The record discloses to the contrary that Jaques was under a formal order to appear on October 25, and the fact that the District Court orally continued trial until October 26 to accommodate Jaques’ schedule did not somehow make the order to appear on October 26 insufficiently formal and clear. Moreover, statements by Jaques and his associates belie any contention that he did not feel bound by a formal order to appear. In producing his “medical” excuse at the show cause hearing, Jaques stated that “I was in Baltimore trying a lawsuit and on Tuesday, before we were to be here, closing arguments finished up. I had nothing else and I had every intention to come here.” (Emphasis supplied). In proceedings before the court on October 26, Swick-le explained that settlement negotiations would be furthered if Jaques could speak to the client because “Mr. Jaques was handling the case.” Finally, the court was told by Judge Howard on October 26 that “Mr. Jaques had represented to Judge Howard that he had to be in Cleveland this morning.” The evidence clearly supports the District Court’s finding that Jaques violated an order to appear of which he was well aware.3
Accordingly, the judgment of the District Court is affirmed. Double court costs are assessed against appellant. The Clerk is instructed to send a copy of this opinion to the President of the Michigan Bar Association and to the President of the Detroit Bar Association so that those Associations may consider disciplinary action against Jaques for his behavior.
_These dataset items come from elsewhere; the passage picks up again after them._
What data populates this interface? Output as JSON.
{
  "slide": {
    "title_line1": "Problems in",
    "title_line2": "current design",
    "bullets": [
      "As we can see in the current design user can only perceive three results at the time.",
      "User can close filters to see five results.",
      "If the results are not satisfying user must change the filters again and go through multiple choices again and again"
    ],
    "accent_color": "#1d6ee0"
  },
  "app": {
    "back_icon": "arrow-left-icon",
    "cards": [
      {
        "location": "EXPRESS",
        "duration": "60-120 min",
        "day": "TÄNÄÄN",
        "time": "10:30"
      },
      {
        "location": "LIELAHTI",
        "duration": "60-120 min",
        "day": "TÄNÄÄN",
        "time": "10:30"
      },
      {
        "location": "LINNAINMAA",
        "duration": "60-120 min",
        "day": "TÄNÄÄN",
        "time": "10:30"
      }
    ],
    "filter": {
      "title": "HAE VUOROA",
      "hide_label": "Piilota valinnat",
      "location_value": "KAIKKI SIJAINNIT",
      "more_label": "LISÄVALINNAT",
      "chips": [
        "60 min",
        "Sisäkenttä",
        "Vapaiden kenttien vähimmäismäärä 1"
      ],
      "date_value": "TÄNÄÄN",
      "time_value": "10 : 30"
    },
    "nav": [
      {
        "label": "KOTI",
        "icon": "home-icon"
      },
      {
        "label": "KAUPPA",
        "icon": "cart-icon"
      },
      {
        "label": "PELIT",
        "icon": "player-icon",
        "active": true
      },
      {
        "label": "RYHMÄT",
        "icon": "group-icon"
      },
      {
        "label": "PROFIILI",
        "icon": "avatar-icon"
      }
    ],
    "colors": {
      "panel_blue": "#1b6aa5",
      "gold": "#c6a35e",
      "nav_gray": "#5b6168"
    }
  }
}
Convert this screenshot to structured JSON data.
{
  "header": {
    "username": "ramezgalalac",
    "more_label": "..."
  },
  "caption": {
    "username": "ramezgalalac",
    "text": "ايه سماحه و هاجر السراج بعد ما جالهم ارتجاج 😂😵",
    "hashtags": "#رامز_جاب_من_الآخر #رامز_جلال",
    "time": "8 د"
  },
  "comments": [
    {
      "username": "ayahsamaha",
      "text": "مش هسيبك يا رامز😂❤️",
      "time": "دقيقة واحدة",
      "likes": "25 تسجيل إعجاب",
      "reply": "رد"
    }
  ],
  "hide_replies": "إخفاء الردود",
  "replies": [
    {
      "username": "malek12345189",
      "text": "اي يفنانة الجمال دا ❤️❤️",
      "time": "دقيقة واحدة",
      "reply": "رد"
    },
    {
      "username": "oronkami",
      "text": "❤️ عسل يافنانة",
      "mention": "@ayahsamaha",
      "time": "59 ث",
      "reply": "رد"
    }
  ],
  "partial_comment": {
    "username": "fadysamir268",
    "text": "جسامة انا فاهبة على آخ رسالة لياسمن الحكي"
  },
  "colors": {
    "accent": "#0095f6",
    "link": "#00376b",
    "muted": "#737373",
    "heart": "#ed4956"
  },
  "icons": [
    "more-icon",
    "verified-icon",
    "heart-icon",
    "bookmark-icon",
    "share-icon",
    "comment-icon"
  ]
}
. In pertinent part, 18 U.S.C. § 401 provides that:
A court of the United States shall have power to punish by fine or imprisonment, at its discretion, such contempt of its authority, and none other, as—
(1) Misbehavior of any person in its presence or so near thereto as to obstruct the administration of justice; ...
(3) Disobedience or resistance to its lawful writ, process, order, rule, decree, or command.
. 28 U.S.C. § 1927 provides that:
Any attorney or other person admitted to conduct cases in any court of the United States or any Territory thereof who so multiplies the proceedings in any case unreasonably and vexatiously may be required by the court to satisfy personally the excess costs, expenses, and attorneys' fees reasonably incurred because of such conduct.
. While the order to appear on October 26 was apparently not recorded by the District Court, this lack of formality does not affect the validity of the contempt proceeding, because there is sufficient evidence showing that Jaques knew of the order, and because the proceeding was civil and not criminal. In In Re Lamarre, 494 F.2d 753, 758 (6th Cir.1974), this Court held only that for an order to be enforced by criminal contempt proceedings, it must be clear and definite and actually entered upon court records.